Но в поведении Меркуцио есть даже нечто демонстративное. Почему мы не можем сидеть и отдыхать в любом месте нашего города?! Такой трусостью мы только распускаем дураков, захвативших все улицы в свои руки. Мир надо насаждать упорно, настойчиво, показывая пример бесстрашной жирности. Так считает Меркуцио, и потому он уселся поудобнее, снял рубаху и, может быть, даже загорает. Но Бенволио по-прежнему полон тревоги за последствия подобной демонстративной мирности. Подобную демонстрацию могут просто не понять, и дело опять кончится убийством.

Но Меркуцио настроен насмешливо. Именно в этот момент и появляется Тибальт.

Однако совсем не для того, чтобы затеять драку.

Оказывается, он по-своему мучается некоторыми сложными вопросами. Его интересует, каким образом Меркуцио может дружить с Ромео.



Как может родственник герцога дружить с сыном Монтекки?

Тибальт не в состоянии проникнуть в тайну этой симпатии, как обезьяна не может постичь тайну умножения.

Если бы Меркуцио ненавидел Ромео или Ромео ненавидел Меркуцио, в этом не было бы ничего противоестественного. Но почему симпатия связывает их, детей разных семейств, из которых одно — семейство герцога, а другое — семейство рядового богатого синьора? Тибальта мучает эта загадка, она его просто гложет. Настолько, что он решил подойти к Меркуцио и спросить.

Вначале ему кажется необходимым даже предупредить их, что идет он не для драки, что сидеть они могут спокойно, что у него к ним словечка два, не больше — «я думал, удар-другой»,— говорит Меркуцио. Он продолжает столь же спокойно лежать. Они еще перебрасываются парой шуток, за которыми скрывается достаточно напряженная ситуация, и тогда как раз Тибальт и задает Меркуцио этот недоуменный вопрос — ты в компании с Ромео?!

В этом вопросе сквозит такая уверенность в том, что с Ромео нельзя быть в одной компании, что Меркуцио ничего не остается, как рассердиться. Не рассердись он его дружба с Ромео оказалась бы липовой. Нельзя не рассердиться, когда в твоем присутствии уничижительно говорят о твоем друге.

Подобно тому как Тибальт не собирался драться с Меркуцио, Меркуцио не собирался сердиться на Тибальта. Один хотел лишь узнать, другой — предполагал продемонстрировать бесстрашное спокойствие, чего бы это ни стоило.

Однако не выдержал, вскочил. Рассердился на отвратительно глупую уверенность Тибальта в том, будто бы Ромео принадлежит к какой-то низшей категории. Рассердился настолько, что стал вызывать Тибальта на драку, стал настаивать на этой драке. В этой внезапной и как будто бы даже неразумной вспыльчивости — удивительное чистосердечие.

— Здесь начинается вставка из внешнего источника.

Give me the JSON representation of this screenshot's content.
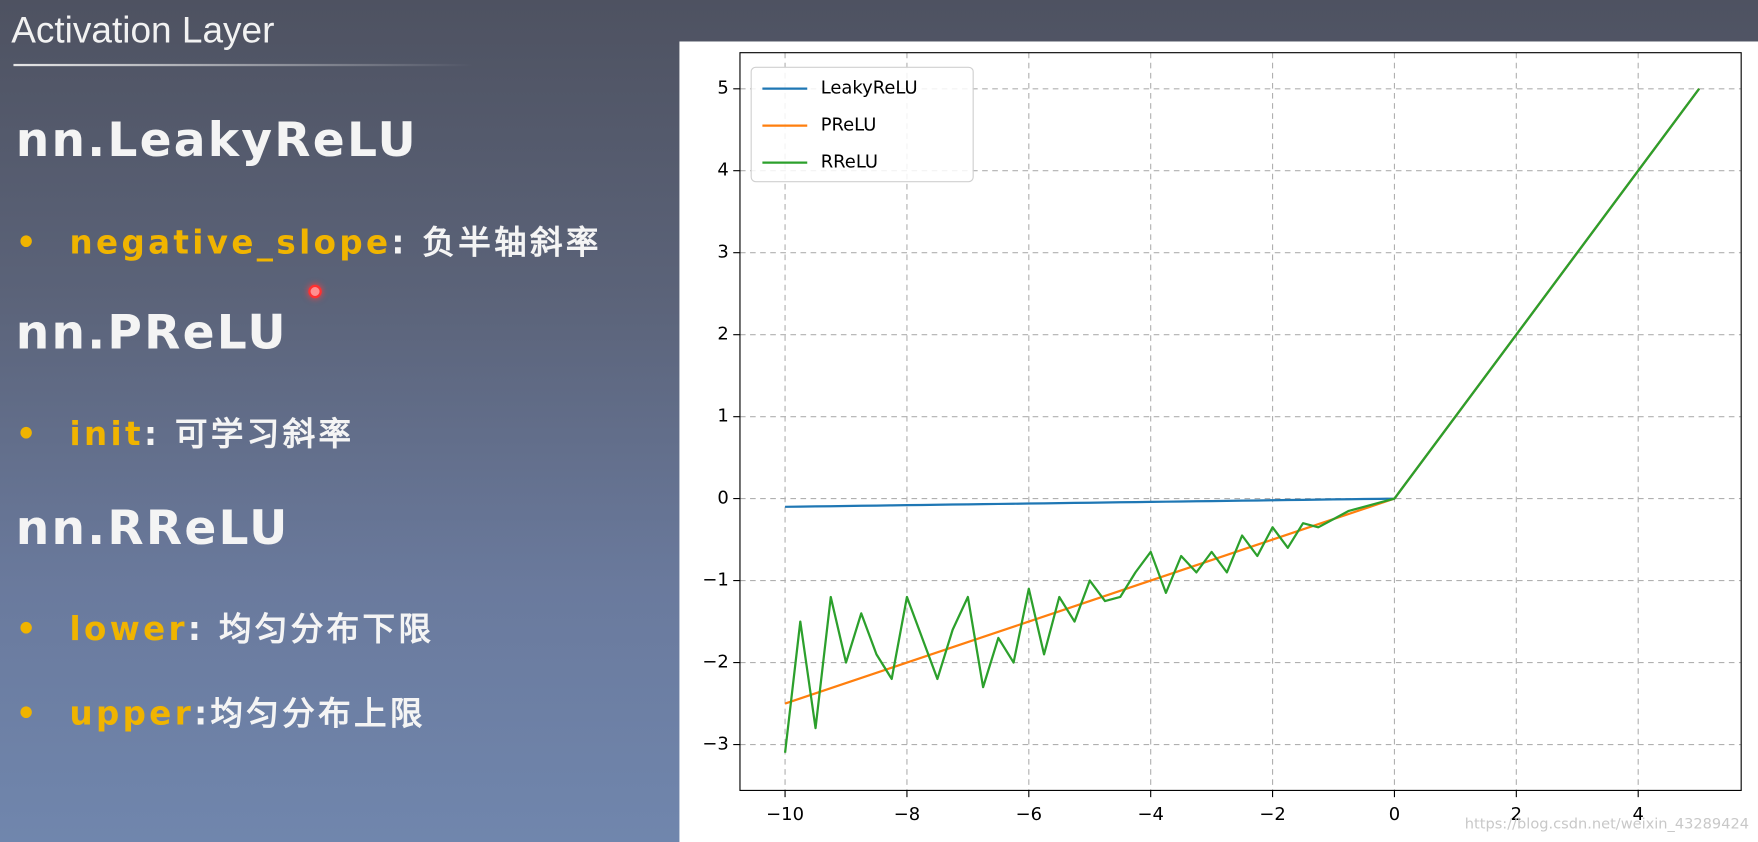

Ненависть у таких, как Тибальт, единственный проблеск сознания. И он даже гордится этим. Способность ненавидеть отличает его от тех, кто вовсе пуст.

Подойдя к Ромео, Тибальт спокойно подыскивает слова оскорбления. В таких вещах он не знает страха. В этом его своеобразный долг перед семейством, и он умеет его выполнять.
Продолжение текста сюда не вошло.